Konrad s’interrompit brusquement.

— Oui ? encouragea Elinborg.

— Non, rien du tout.

Elinborg afficha un sourire.

— Tout le monde affirme que San Francisco est une ville superbe, je n’y suis, hélas, jamais allée, reprit-elle.

— Et c’est vrai, confirma Konrad. C’est un lieu vraiment fascinant.

— Et votre fille ?

— Comment ça, ma fille ?

— Elle y est allée avec vous ? demanda Elinborg.

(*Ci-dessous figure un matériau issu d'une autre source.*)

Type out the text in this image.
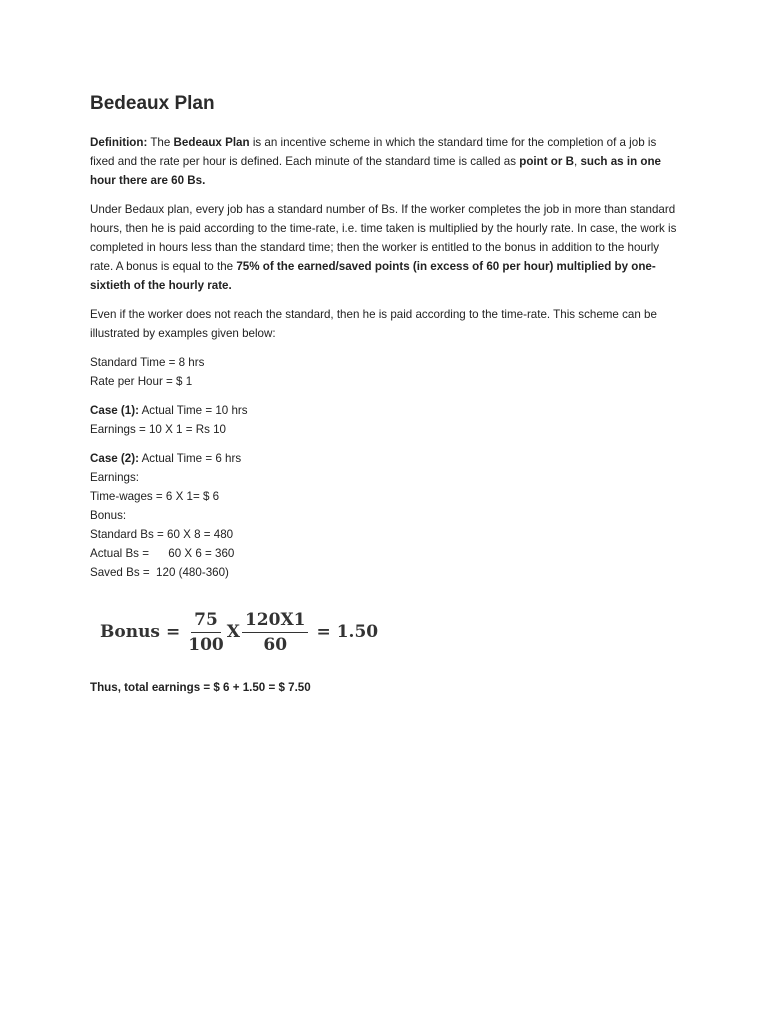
Bedeaux Plan

Definition: The Bedeaux Plan is an incentive scheme in which the standard time for the completion of a job is fixed and the rate per hour is defined. Each minute of the standard time is called as point or B, such as in one hour there are 60 Bs.

Under Bedaux plan, every job has a standard number of Bs. If the worker completes the job in more than standard hours, then he is paid according to the time-rate, i.e. time taken is multiplied by the hourly rate. In case, the work is completed in hours less than the standard time; then the worker is entitled to the bonus in addition to the hourly rate. A bonus is equal to the 75% of the earned/saved points (in excess of 60 per hour) multiplied by one-sixtieth of the hourly rate.

Even if the worker does not reach the standard, then he is paid according to the time-rate. This scheme can be illustrated by examples given below:

Standard Time = 8 hrs
Rate per Hour = $ 1

Case (1): Actual Time = 10 hrs
Earnings = 10 X 1 = Rs 10

Case (2): Actual Time = 6 hrs
Earnings:
Time-wages = 6 X 1= $ 6
Bonus:
Standard Bs = 60 X 8 = 480
Actual Bs =      60 X 6 = 360
Saved Bs =  120 (480-360)

Bonus = $\frac{75}{100}$ X $\frac{120X1}{60} = 1.50$

Thus, total earnings = $ 6 + 1.50 = $ 7.50
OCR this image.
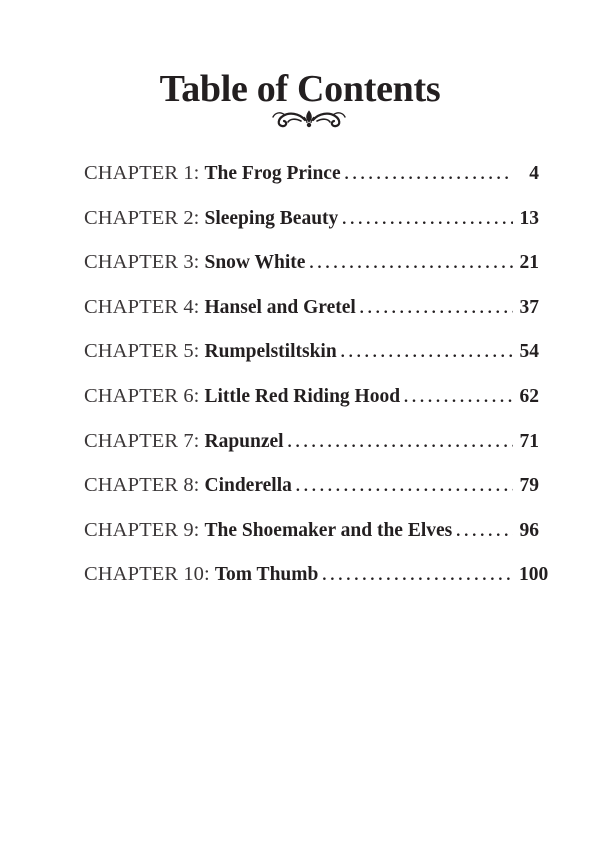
Table of Contents
CHAPTER 1: The Frog Prince . . .	4
CHAPTER 2: Sleeping Beauty . . .	13
CHAPTER 3: Snow White . . .	21
CHAPTER 4: Hansel and Gretel . . .	37
CHAPTER 5: Rumpelstiltskin . . .	54
CHAPTER 6: Little Red Riding Hood . . .	62
CHAPTER 7: Rapunzel . . .	71
CHAPTER 8: Cinderella . . .	79
CHAPTER 9: The Shoemaker and the Elves . . .	96
CHAPTER 10: Tom Thumb . . .	100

— Oui, elle nous a accompagnés lors de notre second voyage, répondit Konrad. Elle est venue avec nous et elle est tombée amoureuse de cette ville, tout comme nous.


Elinborg sortait de chez Konrad et s’installait au volant de sa voiture quand son portable se mit à sonner. C’était Sigurdur Oli.

— Tu avais raison, annonça-t-il.

— Runolfur est passé chez elle ? interrogea Elinborg.

— D’après cette liste, il s’est rendu à son domicile il y a environ deux mois. Deux jours de suite.